Professor of Evolution and Development of Arthropod Visual Systems at the University of Cincinnati Elle Buschbeck says she has seen this unequal demographic of men to women at higher levels of education. She believes the amount of women decrease significantly for many different reasons, such as not having as much of a chance for a tenure and other benefits.
“Generally, there are many more men than women [in STEM fields],” Buschbeck says. “Now is that because women are less interested? Or those areas are less tangible for them? Or maybe it’s just harder for them to get into those fields? I don’t know.”
According to a Jan. 2018 Pew Research Center study, one-in-five women in STEM say their gender has made it harder to succeed at work, whereas only seven percent of men in STEM say the same.
Despite the biological differences between males and females, Wade says that she thinks “unconscious bias happens when [women] are evaluated” between the genders for jobs and graduate programs.
“I think that a lot of women and girls self-select themselves out of STEM fields because of confidence issues or because they are intimidated by a male-dominated workforce,” Wade says. “When girls see a study somewhere about men being statistically better at math or spatial reasoning, they jump right to the conclusion that the odds are against them.”

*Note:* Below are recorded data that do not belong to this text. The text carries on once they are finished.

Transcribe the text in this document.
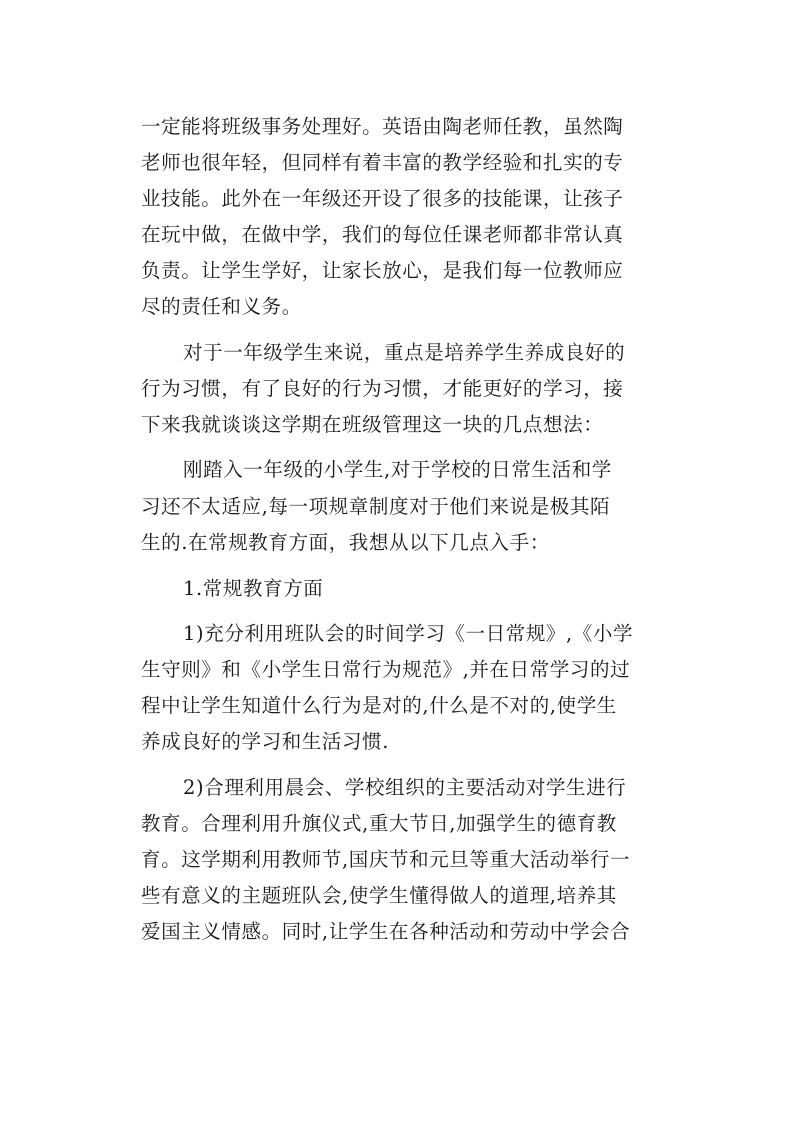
一定能将班级事务处理好。英语由陶老师任教，虽然陶
老师也很年轻，但同样有着丰富的教学经验和扎实的专
业技能。此外在一年级还开设了很多的技能课，让孩子
在玩中做，在做中学，我们的每位任课老师都非常认真
负责。让学生学好，让家长放心，是我们每一位教师应
尽的责任和义务。
对于一年级学生来说，重点是培养学生养成良好的
行为习惯，有了良好的行为习惯，才能更好的学习，接
下来我就谈谈这学期在班级管理这一块的几点想法：
刚踏入一年级的小学生,对于学校的日常生活和学
习还不太适应,每一项规章制度对于他们来说是极其陌
生的.在常规教育方面，我想从以下几点入手：
1.常规教育方面
1)充分利用班队会的时间学习《一日常规》,《小学
生守则》和《小学生日常行为规范》,并在日常学习的过
程中让学生知道什么行为是对的,什么是不对的,使学生
养成良好的学习和生活习惯.
2)合理利用晨会、学校组织的主要活动对学生进行
教育。合理利用升旗仪式,重大节日,加强学生的德育教
育。这学期利用教师节,国庆节和元旦等重大活动举行一
些有意义的主题班队会,使学生懂得做人的道理,培养其
爱国主义情感。同时,让学生在各种活动和劳动中学会合
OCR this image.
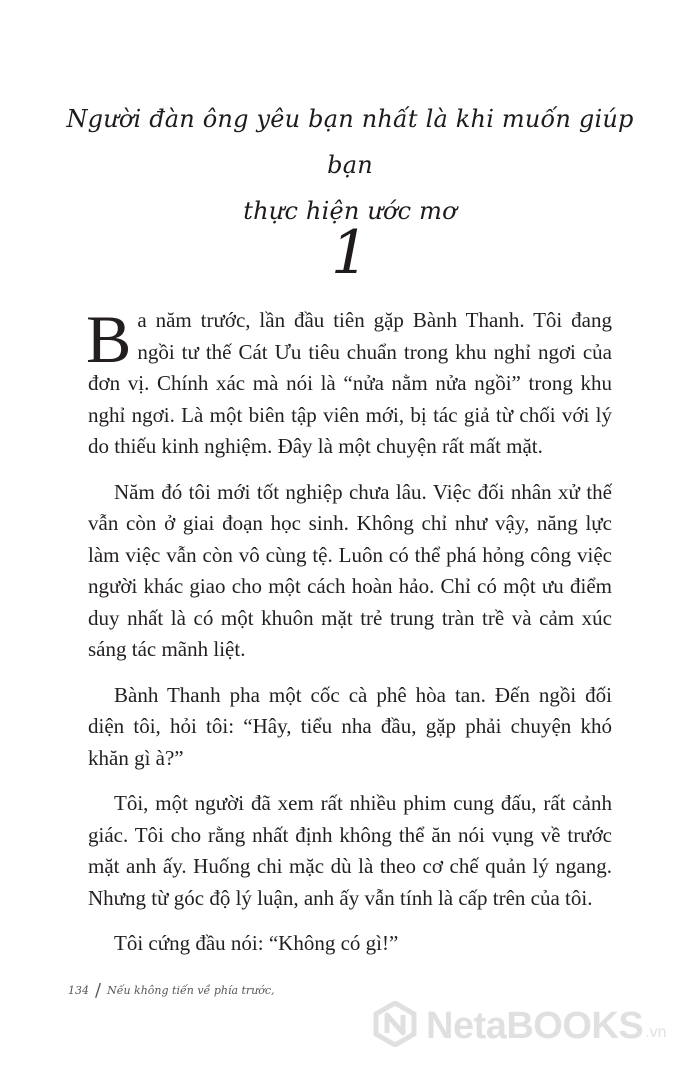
Người đàn ông yêu bạn nhất là khi muốn giúp bạn
thực hiện ước mơ
1

Ba năm trước, lần đầu tiên gặp Bành Thanh. Tôi đang ngồi tư thế Cát Ưu tiêu chuẩn trong khu nghỉ ngơi của đơn vị. Chính xác mà nói là “nửa nằm nửa ngồi” trong khu nghỉ ngơi. Là một biên tập viên mới, bị tác giả từ chối với lý do thiếu kinh nghiệm. Đây là một chuyện rất mất mặt.

Năm đó tôi mới tốt nghiệp chưa lâu. Việc đối nhân xử thế vẫn còn ở giai đoạn học sinh. Không chỉ như vậy, năng lực làm việc vẫn còn vô cùng tệ. Luôn có thể phá hỏng công việc người khác giao cho một cách hoàn hảo. Chỉ có một ưu điểm duy nhất là có một khuôn mặt trẻ trung tràn trề và cảm xúc sáng tác mãnh liệt.

Bành Thanh pha một cốc cà phê hòa tan. Đến ngồi đối diện tôi, hỏi tôi: “Hây, tiểu nha đầu, gặp phải chuyện khó khăn gì à?”

Tôi, một người đã xem rất nhiều phim cung đấu, rất cảnh giác. Tôi cho rằng nhất định không thể ăn nói vụng về trước mặt anh ấy. Huống chi mặc dù là theo cơ chế quản lý ngang. Nhưng từ góc độ lý luận, anh ấy vẫn tính là cấp trên của tôi.

Tôi cứng đầu nói: “Không có gì!”

134 / Nếu không tiến về phía trước,
NetaBOOKS .vn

Men and women score equivalently on tests of raw intelligence quotient points, with some studies showing women scoring slightly higher. When it comes to mathematics—a core requirement for science and engineering—women score on average only 32 points lower than men on the Scholastic Aptitude Test—a mere 3 percent difference, all according to a 2013 study by the College Board.
“Women are definitely capable of doing the same work,” Gosky says. “And I wonder how we can inspire more females earlier on in math and sciences to say ‘you can do this, you’re capable of doing this.’ That’s my goal as a teacher—to show people they are capable of achieving whatever they desire.”